The ABA Standards for Imposing Lawyer Sanctions (1991 & Supp.1992) (ABA Standards) provides that, in the absence of aggravating or mitigating factors, “[suspension is generally appropriate when a lawyer knows of a conflict of interest and does not fully disclose to a client the possible effect of that conflict, and causes injury or potential injury to a client.” ABA Standards 4.32 (emphasis added). A public censure is the proper sanction if the lawyer is “negligent in determining whether the representation of a client may be materially affected by the lawyer’s own interests, or whether the representation will adversely affect another client, and causes injury or potential injury to a client.” Id. at 4.33 (emphasis added). Because Potter’s actions went beyond mere negligence, a suspension is the presumed sanction. See id. at 4.32; People v. Foreman, 966 P.2d 1065, 1067 (Colo.1998).

The board noted two aggravating factors: Potter was motivated by some degree of self-interest, see ABA Standards 9.22(b); and he has substantial experience in the practice of law, see id. at 9.22(i). The mitigating factors are substantial, however. First, Potter has not been previously disciplined in thirty-two years of practice. See id. at 9.32(a). He repaid the loan with appropriate interest, see id. at 9.32(d); he cooperated entirely with the Office of Disciplinary Counsel, see id. at 9.32(e); Potter has an otherwise good reputation and character, see id. at 9.32(g); and he has demonstrated remorse for his misconduct, see id. at 9.32(£). Finally, at the time he took the loan, he was experiencing personal and emotional problems on account of his wife’s health and her need for a bone marrow transplant. See id. at 9.32(e).

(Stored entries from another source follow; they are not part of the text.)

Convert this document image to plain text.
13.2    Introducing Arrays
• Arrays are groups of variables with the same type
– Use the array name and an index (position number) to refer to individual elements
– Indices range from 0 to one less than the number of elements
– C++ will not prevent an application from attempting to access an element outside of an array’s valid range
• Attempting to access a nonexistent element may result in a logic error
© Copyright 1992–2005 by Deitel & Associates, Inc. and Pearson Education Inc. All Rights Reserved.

Weighing the seriousness of the misconduct against the significant factors in mitigation, we agree with the hearing board and hearing panel that a public censure is an adequate sanction. Accordingly, we accept their recommendation.

III.

Gary T. Potter is hereby publicly censured. It is ordered that Potter pay the costs of this proceeding in the amount of $2,358.75 within ninety days after the announcement of this opinion to the Supreme Court Grievance Committee, 600 Seventeenth Street, Suite 300 South, Denver, Colorado 80202-5435.

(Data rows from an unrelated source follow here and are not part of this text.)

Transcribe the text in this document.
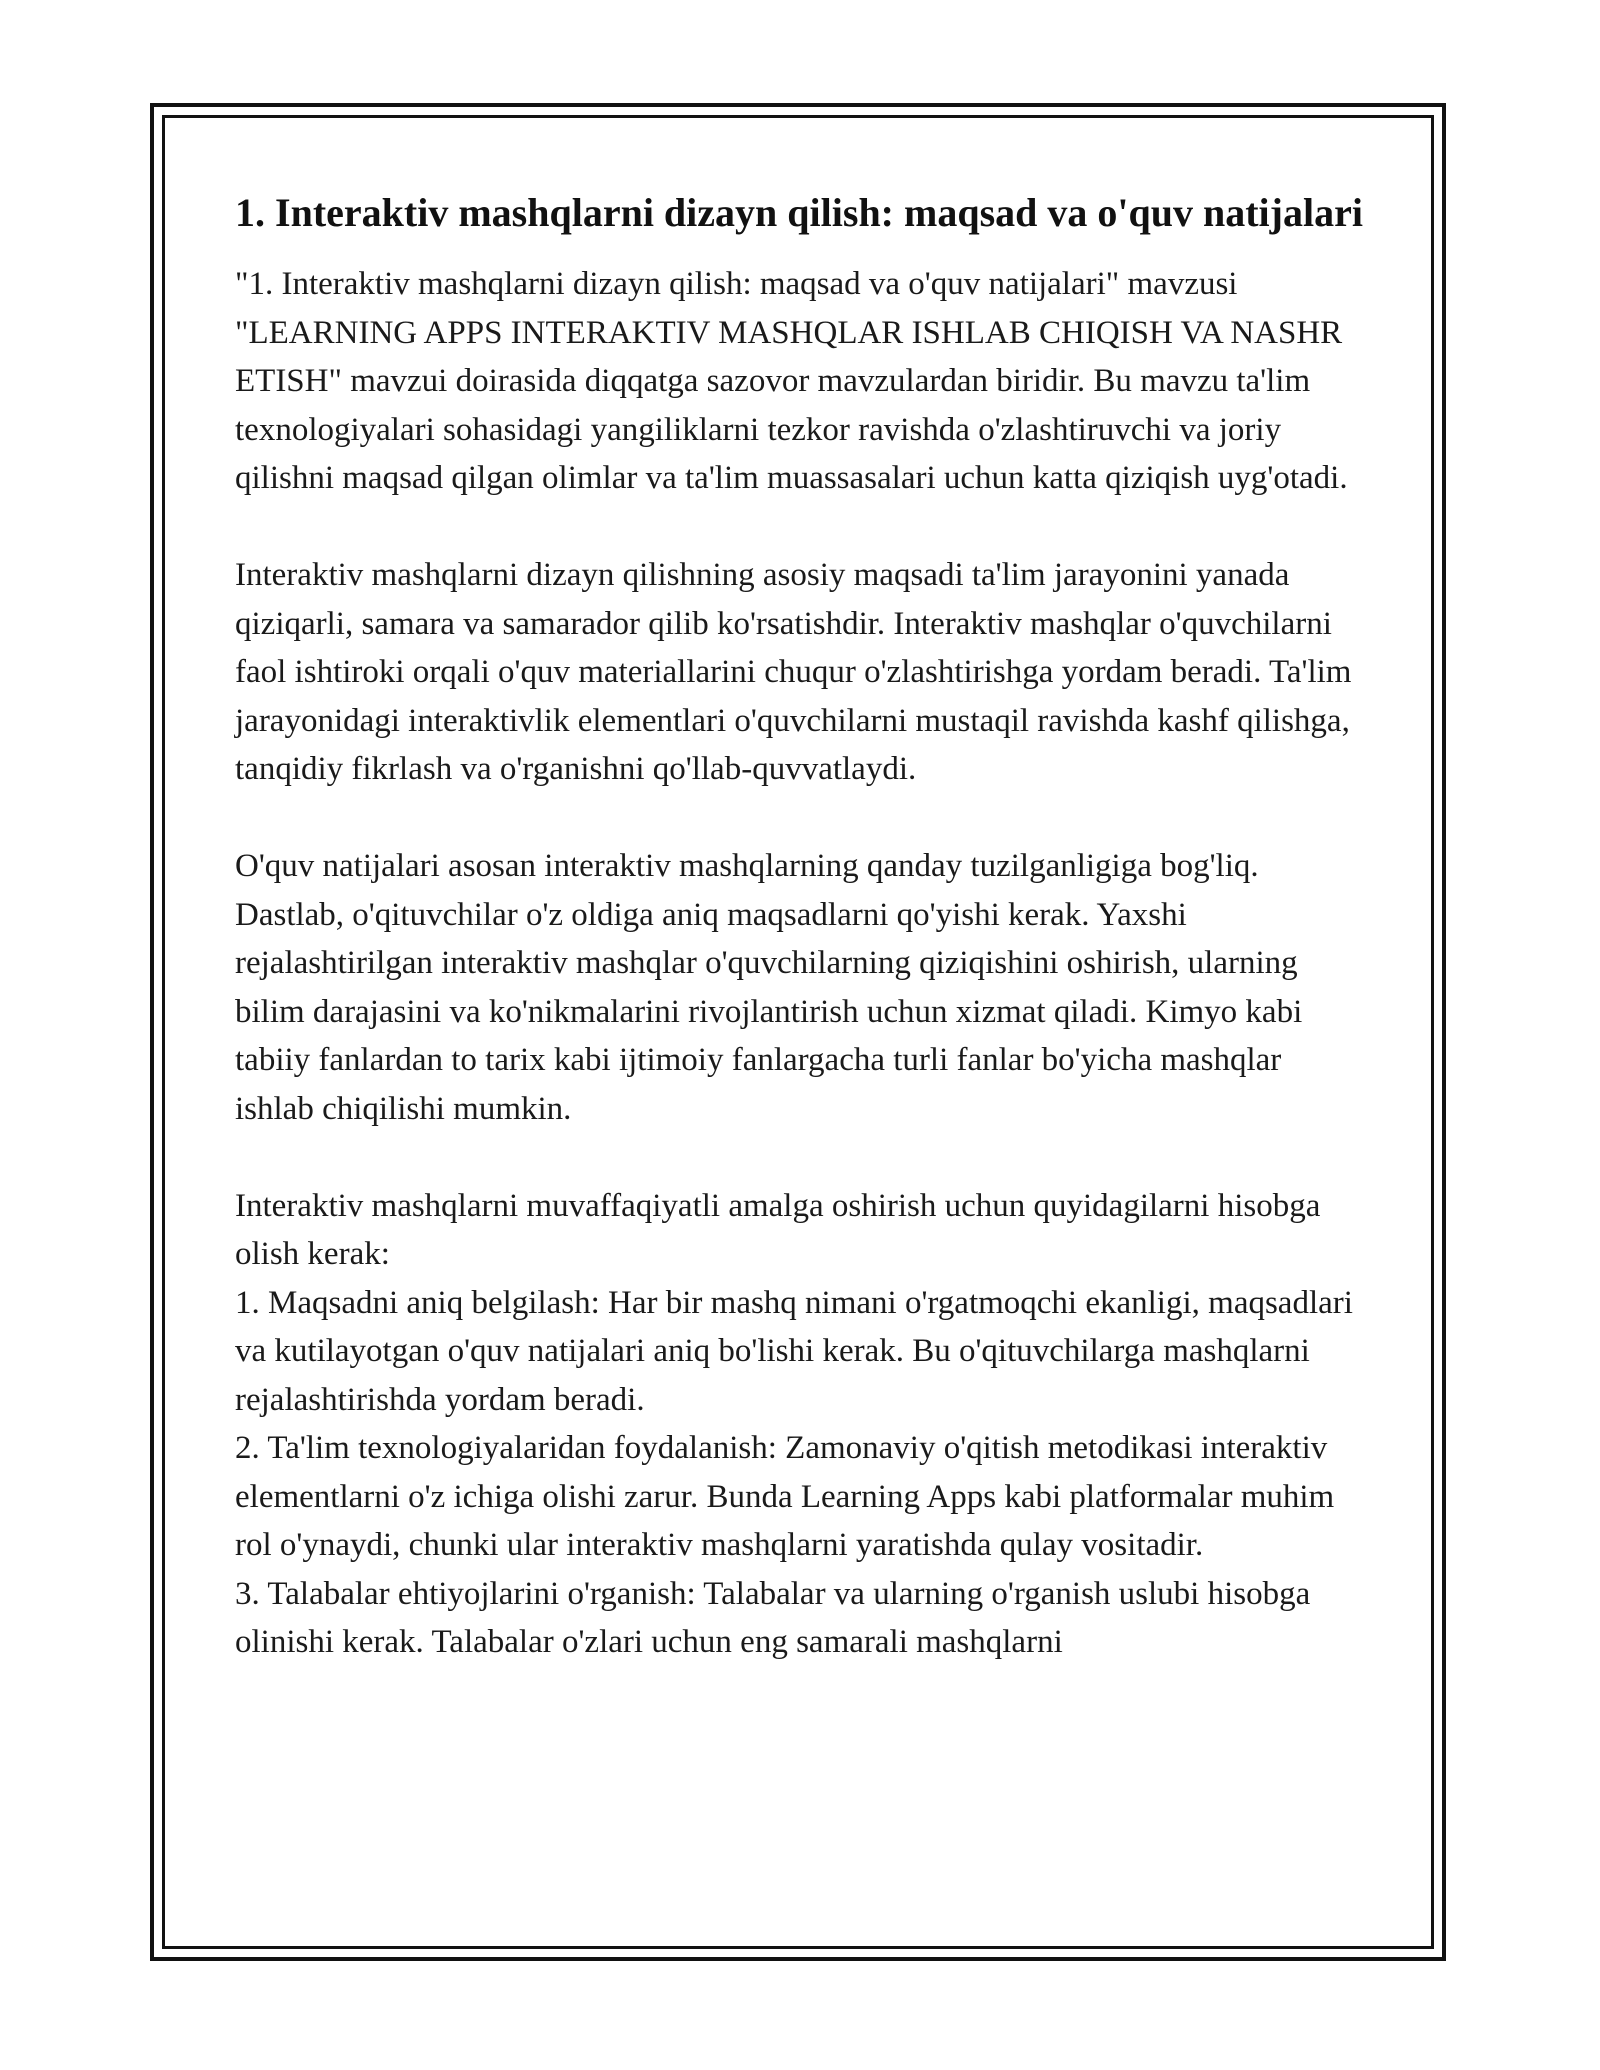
1. Interaktiv mashqlarni dizayn qilish: maqsad va o'quv natijalari

"1. Interaktiv mashqlarni dizayn qilish: maqsad va o'quv natijalari" mavzusi "LEARNING APPS INTERAKTIV MASHQLAR ISHLAB CHIQISH VA NASHR ETISH" mavzui doirasida diqqatga sazovor mavzulardan biridir. Bu mavzu ta'lim texnologiyalari sohasidagi yangiliklarni tezkor ravishda o'zlashtiruvchi va joriy qilishni maqsad qilgan olimlar va ta'lim muassasalari uchun katta qiziqish uyg'otadi.

Interaktiv mashqlarni dizayn qilishning asosiy maqsadi ta'lim jarayonini yanada qiziqarli, samara va samarador qilib ko'rsatishdir. Interaktiv mashqlar o'quvchilarni faol ishtiroki orqali o'quv materiallarini chuqur o'zlashtirishga yordam beradi. Ta'lim jarayonidagi interaktivlik elementlari o'quvchilarni mustaqil ravishda kashf qilishga, tanqidiy fikrlash va o'rganishni qo'llab-quvvatlaydi.

O'quv natijalari asosan interaktiv mashqlarning qanday tuzilganligiga bog'liq. Dastlab, o'qituvchilar o'z oldiga aniq maqsadlarni qo'yishi kerak. Yaxshi rejalashtirilgan interaktiv mashqlar o'quvchilarning qiziqishini oshirish, ularning bilim darajasini va ko'nikmalarini rivojlantirish uchun xizmat qiladi. Kimyo kabi tabiiy fanlardan to tarix kabi ijtimoiy fanlargacha turli fanlar bo'yicha mashqlar ishlab chiqilishi mumkin.

Interaktiv mashqlarni muvaffaqiyatli amalga oshirish uchun quyidagilarni hisobga olish kerak:

1. Maqsadni aniq belgilash: Har bir mashq nimani o'rgatmoqchi ekanligi, maqsadlari va kutilayotgan o'quv natijalari aniq bo'lishi kerak. Bu o'qituvchilarga mashqlarni rejalashtirishda yordam beradi.

2. Ta'lim texnologiyalaridan foydalanish: Zamonaviy o'qitish metodikasi interaktiv elementlarni o'z ichiga olishi zarur. Bunda Learning Apps kabi platformalar muhim rol o'ynaydi, chunki ular interaktiv mashqlarni yaratishda qulay vositadir.

3. Talabalar ehtiyojlarini o'rganish: Talabalar va ularning o'rganish uslubi hisobga olinishi kerak. Talabalar o'zlari uchun eng samarali mashqlarni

BENDER, J., "does not participate.

. Although the hearing board’s report states that the check was received in November 1989, the check itself is dated November 5, 1990, so we are assuming the correct year is 1990.

. Because Potter entered into the loan transaction in 1990, the former Code of Professional Responsibility applied. After January 1, 1993, the effective date of the Rules of Professional Conduct, Colo. RPC 1.8(a) applies:

(a) A lawyer shall not enter into a business transaction with a client or knowingly acquire an ownership, possessory, security or other pecuniary interest adverse to a client unless:
(1)the transaction and terms on which the lawyer acquires the interest are fair and reasonable to the client and are fully disclosed and transmitted in writing to the client in a manner which can he reasonably understood by the client;
(2) the client is informed that use of independent counsel may be advisable and is given a reasonable opportunity to seek the advice of such independent counsel in the transaction; and
(3) the client consents in writing thereto.

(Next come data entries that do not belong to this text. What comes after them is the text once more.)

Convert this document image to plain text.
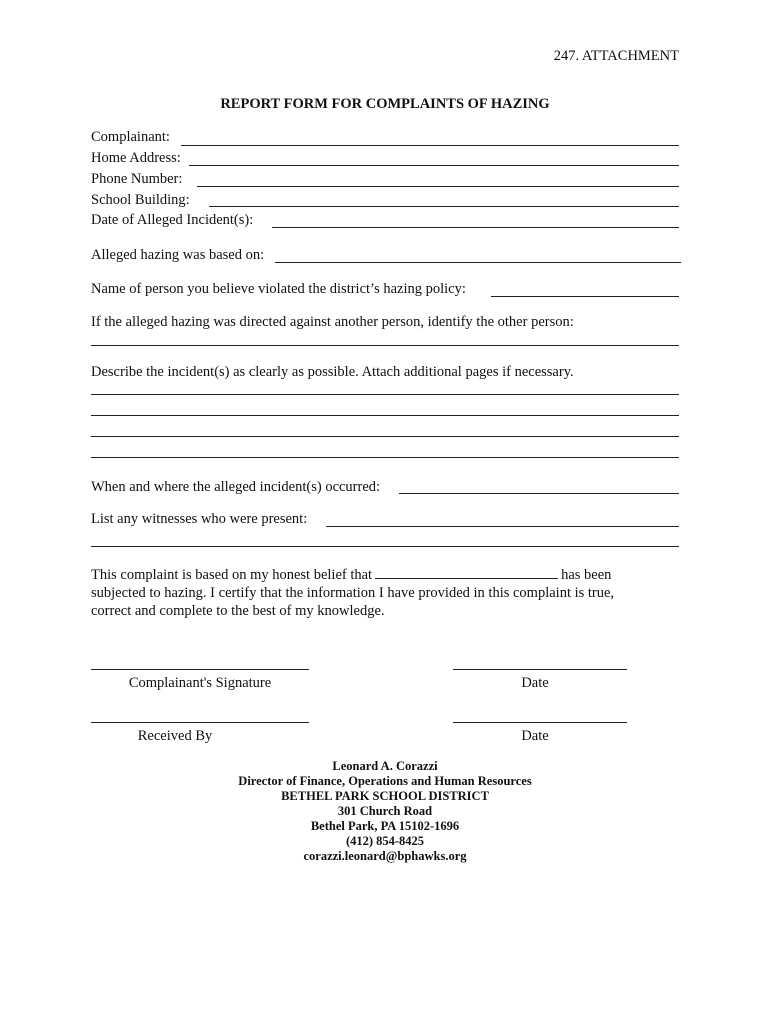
247. ATTACHMENT
REPORT FORM FOR COMPLAINTS OF HAZING
Complainant:
Home Address:
Phone Number:
School Building:
Date of Alleged Incident(s):
Alleged hazing was based on:
Name of person you believe violated the district’s hazing policy:
If the alleged hazing was directed against another person, identify the other person:
Describe the incident(s) as clearly as possible. Attach additional pages if necessary.
When and where the alleged incident(s) occurred:
List any witnesses who were present:
This complaint is based on my honest belief that	has been subjected to hazing. I certify that the information I have provided in this complaint is true, correct and complete to the best of my knowledge.
Complainant's Signature	Date
Received By	Date
Leonard A. Corazzi
Director of Finance, Operations and Human Resources
BETHEL PARK SCHOOL DISTRICT
301 Church Road
Bethel Park, PA 15102-1696
(412) 854-8425
corazzi.leonard@bphawks.org
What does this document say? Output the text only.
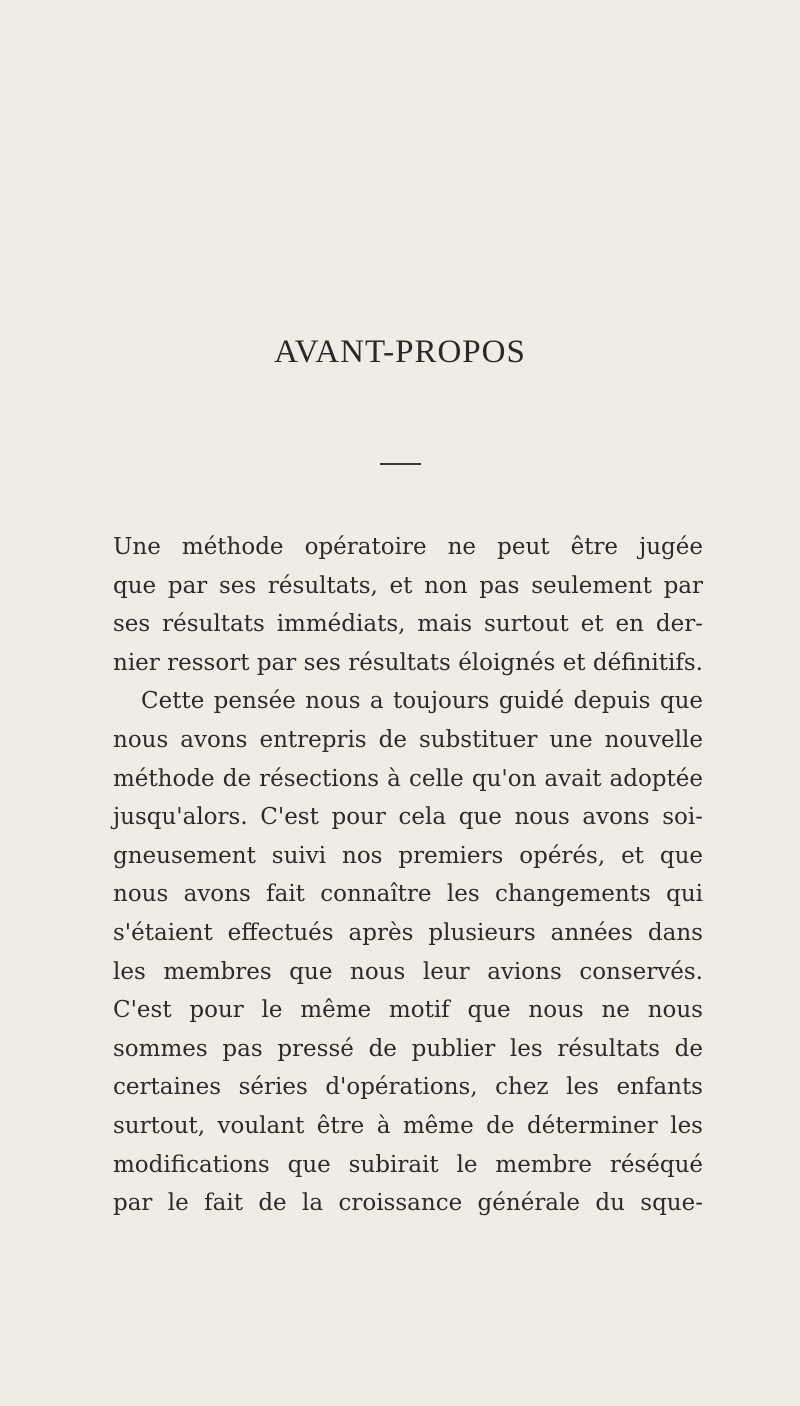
AVANT-PROPOS
Une méthode opératoire ne peut être jugée
que par ses résultats, et non pas seulement par
ses résultats immédiats, mais surtout et en der-
nier ressort par ses résultats éloignés et définitifs.
Cette pensée nous a toujours guidé depuis que
nous avons entrepris de substituer une nouvelle
méthode de résections à celle qu'on avait adoptée
jusqu'alors. C'est pour cela que nous avons soi-
gneusement suivi nos premiers opérés, et que
nous avons fait connaître les changements qui
s'étaient effectués après plusieurs années dans
les membres que nous leur avions conservés.
C'est pour le même motif que nous ne nous
sommes pas pressé de publier les résultats de
certaines séries d'opérations, chez les enfants
surtout, voulant être à même de déterminer les
modifications que subirait le membre réséqué
par le fait de la croissance générale du sque-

Before a lawyer may now obtain the effective consent of a client to enter into a fair and reasonable transaction, the lawyer must: disclose the terms of the transaction to the client in writing; the client must be informed that it may be advisable to seek independent counsel, and the client's consent must be in writing. See id.; see also People v. Foreman, No. 98SA261, slip op. at 6-7, 1998 WL 743659, 966 P.2d 1064, 1065 (Colo. Oct. 1-9, 1998) (applying the requirements of Colo. RPC 1.8(a) to a prohibited business transaction entered into in 1994).

. Furthermore, the board determined that Potter did not violate either DR 1-102(A)(4) (engaging in conduct involving dishonesty, fraud, deceit, or misrepresentation) or DR 6-101 (A)(3) (neglecting a legal matter), as charged in the complaint. The complainant has not excepted to these findings.